Zurich (Suisse), 25 avril 2005 – Du point de vue scientifique, la cohabitation entre plantes transgéniques et cultures classiques est possible en Suisse, à condition de prendre certaines précautions, selon une étude publiée par la station fédérale de recherche (« FAL ») de Reckenholz, dans le canton de Zurich.

L’étude fixe des distances de sécurité de 50 mètres pour le maïs-grains et le colza, et de 25 mètres pour le maïs-ensilage.

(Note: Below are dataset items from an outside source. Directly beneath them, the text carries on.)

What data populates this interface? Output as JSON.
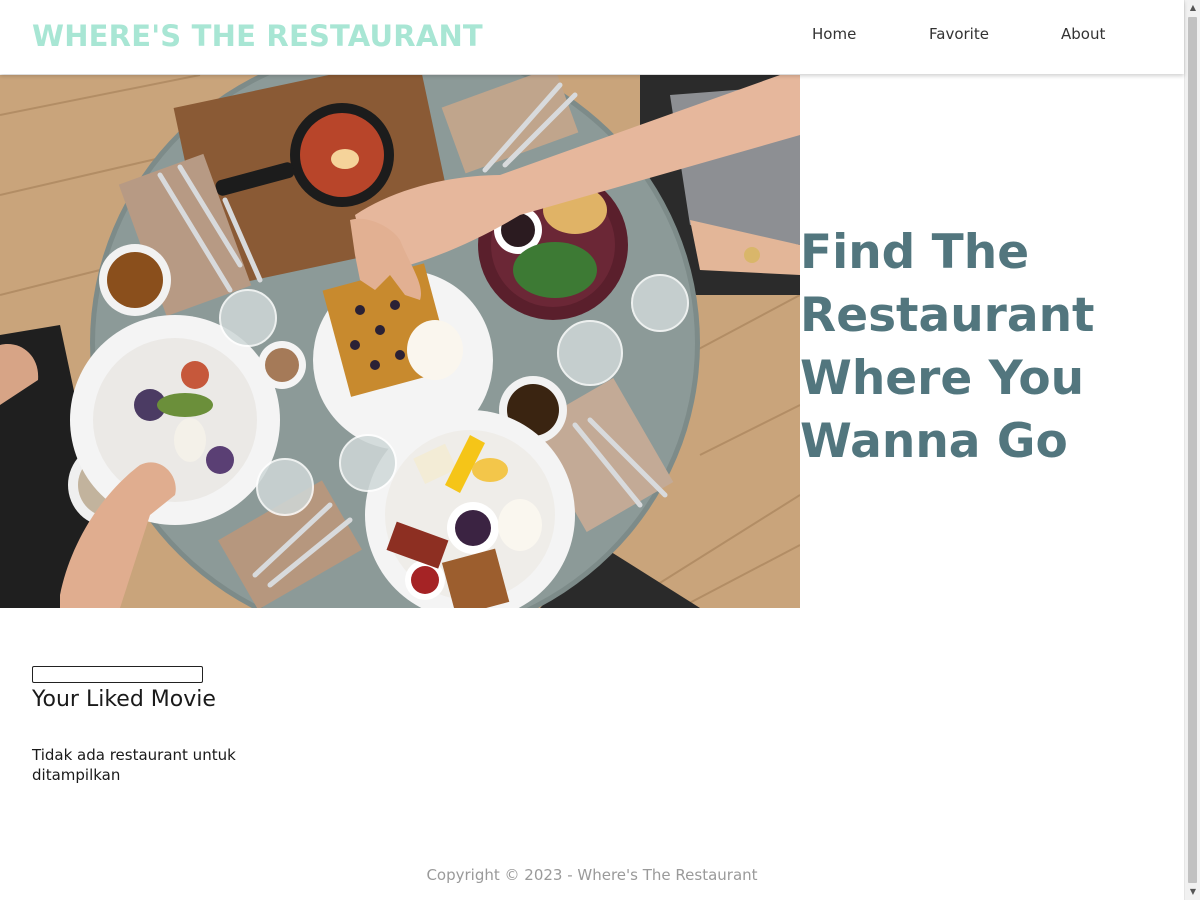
{
  "header": {
    "brand": "WHERE'S THE RESTAURANT",
    "nav": [
      {
        "label": "Home"
      },
      {
        "label": "Favorite"
      },
      {
        "label": "About"
      }
    ]
  },
  "hero": {
    "title": "Find The Restaurant Where You Wanna Go",
    "image_icon": "restaurant-table-photo"
  },
  "main": {
    "search": {
      "value": "",
      "placeholder": ""
    },
    "section_title": "Your Liked Movie",
    "empty_message": "Tidak ada restaurant untuk ditampilkan"
  },
  "footer": {
    "copyright": "Copyright © 2023 - Where's The Restaurant"
  },
  "colors": {
    "brand": "#a8e6d4",
    "hero_title": "#52767e",
    "footer_text": "#9a9a9a"
  },
  "scrollbar": {
    "up_icon": "▲",
    "down_icon": "▼"
  }
}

« En Suisse, la culture de plantes génétiquement modifiées (PGM) est plutôt improbable, mais la possibilité ne peut être exclue éternellement », ont souligné les experts fédéraux. A la demande de l’Office fédéral de l’agriculture (OFAG), ils ont donc examiné s’il était possible de faire coexister les deux types de cultures en limitant les contaminations croisées.

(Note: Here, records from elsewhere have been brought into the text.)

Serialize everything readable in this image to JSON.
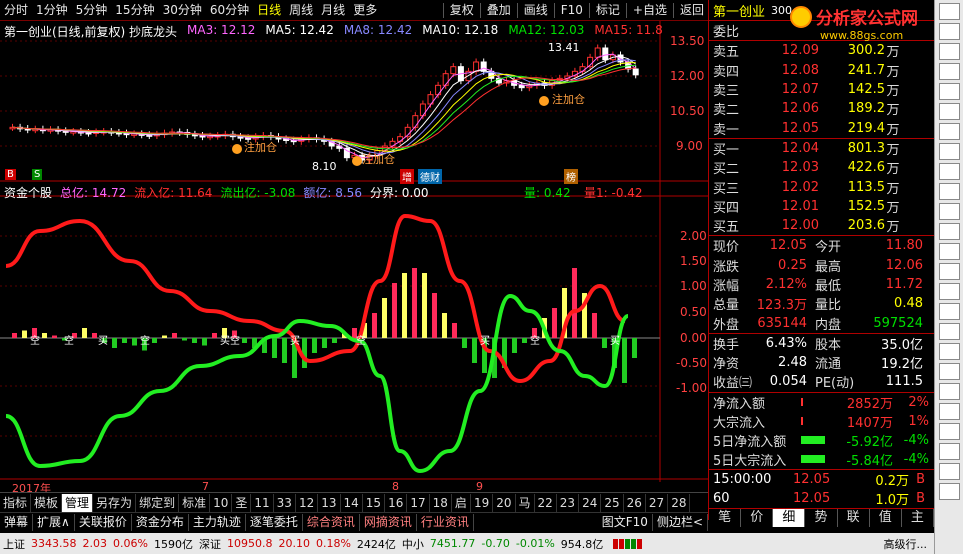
{
  "toolbar": {
    "items": [
      "分时",
      "1分钟",
      "5分钟",
      "15分钟",
      "30分钟",
      "60分钟",
      "日线",
      "周线",
      "月线",
      "更多"
    ],
    "active": "日线",
    "right": [
      "复权",
      "叠加",
      "画线",
      "F10",
      "标记",
      "+自选",
      "返回"
    ]
  },
  "chart_header": {
    "title": "第一创业(日线,前复权) 抄底龙头",
    "ma3": "MA3: 12.12",
    "ma5": "MA5: 12.42",
    "ma8": "MA8: 12.42",
    "ma10": "MA10: 12.18",
    "ma12": "MA12: 12.03",
    "ma15": "MA15: 11.8"
  },
  "price_axis": [
    "13.50",
    "12.00",
    "10.50",
    "9.00"
  ],
  "annotations": {
    "high": "13.41",
    "low": "8.10",
    "add1": "注加仓",
    "add2": "注加仓",
    "add3": "注加仓",
    "tag_zeng": "增",
    "tag_chaocai": "德财",
    "tag_bang": "榜",
    "flag_b": "B",
    "flag_s": "S"
  },
  "indicator_header": {
    "name": "资金个股",
    "total": "总亿: 14.72",
    "inflow": "流入亿: 11.64",
    "outflow": "流出亿: -3.08",
    "amount": "额亿: 8.56",
    "boundary": "分界: 0.00",
    "vol": "量: 0.42",
    "vol1": "量1: -0.42"
  },
  "indicator_axis": [
    "2.00",
    "1.50",
    "1.00",
    "0.50",
    "0.00",
    "-0.50",
    "-1.00"
  ],
  "indicator_labels": [
    "空",
    "空",
    "买",
    "空",
    "买空",
    "买",
    "空",
    "买",
    "空",
    "买",
    "空",
    "空"
  ],
  "date_axis": {
    "year": "2017年",
    "m7": "7",
    "m8": "8",
    "m9": "9"
  },
  "bottom_tabs": [
    "指标",
    "模板",
    "管理",
    "另存为",
    "绑定到",
    "标准",
    "10",
    "圣",
    "11",
    "33",
    "12",
    "13",
    "14",
    "15",
    "16",
    "17",
    "18",
    "启",
    "19",
    "20",
    "马",
    "22",
    "23",
    "24",
    "25",
    "26",
    "27",
    "28"
  ],
  "bottom_tabs_active": "管理",
  "bottom_bar2": [
    "弹幕",
    "扩展∧",
    "关联报价",
    "资金分布",
    "主力轨迹",
    "逐笔委托",
    "综合资讯",
    "网摘资讯",
    "行业资讯"
  ],
  "bottom_bar2_right": [
    "图文F10",
    "侧边栏<"
  ],
  "right_header": {
    "stock": "第一创业",
    "code": "300"
  },
  "order_book": {
    "wei_bi": "委比",
    "sells": [
      {
        "label": "卖五",
        "price": "12.09",
        "vol": "300.2",
        "unit": "万"
      },
      {
        "label": "卖四",
        "price": "12.08",
        "vol": "241.7",
        "unit": "万"
      },
      {
        "label": "卖三",
        "price": "12.07",
        "vol": "142.5",
        "unit": "万"
      },
      {
        "label": "卖二",
        "price": "12.06",
        "vol": "189.2",
        "unit": "万"
      },
      {
        "label": "卖一",
        "price": "12.05",
        "vol": "219.4",
        "unit": "万"
      }
    ],
    "buys": [
      {
        "label": "买一",
        "price": "12.04",
        "vol": "801.3",
        "unit": "万"
      },
      {
        "label": "买二",
        "price": "12.03",
        "vol": "422.6",
        "unit": "万"
      },
      {
        "label": "买三",
        "price": "12.02",
        "vol": "113.5",
        "unit": "万"
      },
      {
        "label": "买四",
        "price": "12.01",
        "vol": "152.5",
        "unit": "万"
      },
      {
        "label": "买五",
        "price": "12.00",
        "vol": "203.6",
        "unit": "万"
      }
    ]
  },
  "quote": [
    {
      "l1": "现价",
      "v1": "12.05",
      "l2": "今开",
      "v2": "11.80"
    },
    {
      "l1": "涨跌",
      "v1": "0.25",
      "l2": "最高",
      "v2": "12.06"
    },
    {
      "l1": "涨幅",
      "v1": "2.12%",
      "l2": "最低",
      "v2": "11.72"
    },
    {
      "l1": "总量",
      "v1": "123.3万",
      "l2": "量比",
      "v2": "0.48"
    },
    {
      "l1": "外盘",
      "v1": "635144",
      "l2": "内盘",
      "v2": "597524"
    }
  ],
  "stats": [
    {
      "l1": "换手",
      "v1": "6.43%",
      "l2": "股本",
      "v2": "35.0亿"
    },
    {
      "l1": "净资",
      "v1": "2.48",
      "l2": "流通",
      "v2": "19.2亿"
    },
    {
      "l1": "收益㈢",
      "v1": "0.054",
      "l2": "PE(动)",
      "v2": "111.5"
    }
  ],
  "flows": [
    {
      "label": "净流入额",
      "val": "2852万",
      "pct": "2%"
    },
    {
      "label": "大宗流入",
      "val": "1407万",
      "pct": "1%"
    },
    {
      "label": "5日净流入额",
      "val": "-5.92亿",
      "pct": "-4%"
    },
    {
      "label": "5日大宗流入",
      "val": "-5.84亿",
      "pct": "-4%"
    }
  ],
  "ticks": [
    {
      "time": "15:00:00",
      "price": "12.05",
      "vol": "0.2万",
      "side": "B"
    },
    {
      "time": "60",
      "price": "12.05",
      "vol": "1.0万",
      "side": "B"
    }
  ],
  "right_tabs": [
    "笔",
    "价",
    "细",
    "势",
    "联",
    "值",
    "主"
  ],
  "right_tabs_active": "细",
  "status": {
    "sh_label": "上证",
    "sh": "3343.58",
    "sh_chg": "2.03",
    "sh_pct": "0.06%",
    "sh_amt": "1590亿",
    "sz_label": "深证",
    "sz": "10950.8",
    "sz_chg": "20.10",
    "sz_pct": "0.18%",
    "sz_amt": "2424亿",
    "zx_label": "中小",
    "zx": "7451.77",
    "zx_chg": "-0.70",
    "zx_pct": "-0.01%",
    "zx_amt": "954.8亿",
    "right": "高级行..."
  },
  "logo": {
    "text": "分析家公式网",
    "url": "www.88gs.com"
  }
}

En vertu de la loi, il s’agit de garantir au consommateur le libre choix entre organismes génétiquement modifiés (OGM) et aliments exempts de manipulations. Or le seuil toléré de présence fortuite d’OGM dans des aliments classiques est de 0,9%. C’est donc sur cette base que les experts ont calculé la distance de sécurité nécessaire pour garantir cette norme lorsque des cultures classiques vont côtoyer des OGM.

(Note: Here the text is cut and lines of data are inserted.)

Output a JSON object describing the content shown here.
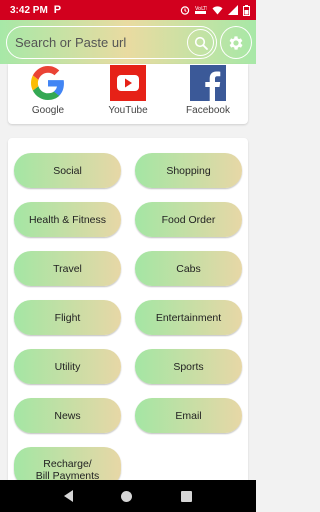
{
  "status_bar": {
    "time": "3:42 PM",
    "app_indicator": "P",
    "icons": [
      "alarm-icon",
      "volte-icon",
      "wifi-icon",
      "signal-icon",
      "battery-icon"
    ],
    "color": "#d2001e"
  },
  "search": {
    "placeholder": "Search or Paste url",
    "search_icon": "search-icon",
    "settings_icon": "gear-icon"
  },
  "shortcuts": [
    {
      "label": "Google",
      "icon": "google-logo"
    },
    {
      "label": "YouTube",
      "icon": "youtube-logo"
    },
    {
      "label": "Facebook",
      "icon": "facebook-logo"
    }
  ],
  "categories": [
    "Social",
    "Shopping",
    "Health & Fitness",
    "Food Order",
    "Travel",
    "Cabs",
    "Flight",
    "Entertainment",
    "Utility",
    "Sports",
    "News",
    "Email",
    "Recharge/\nBill Payments"
  ],
  "colors": {
    "gradient_green": "#a4e6a4",
    "gradient_tan": "#e7d7a6",
    "facebook_blue": "#3b5998",
    "youtube_red": "#e62117"
  },
  "nav_bar": {
    "buttons": [
      "back-icon",
      "home-icon",
      "recents-icon"
    ]
  }
}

« Si ces distances sont respectées, il est pratiquement impossible que le pollen des PGM vienne féconder les variétés classiques », affirment les auteurs de l’étude. Ils reconnaissent toutefois qu’en pratique les agriculteurs devraient se concerter quant à la gestion des parcelles. D’autres mesures « techniques et organisationnelles » sont également prévues.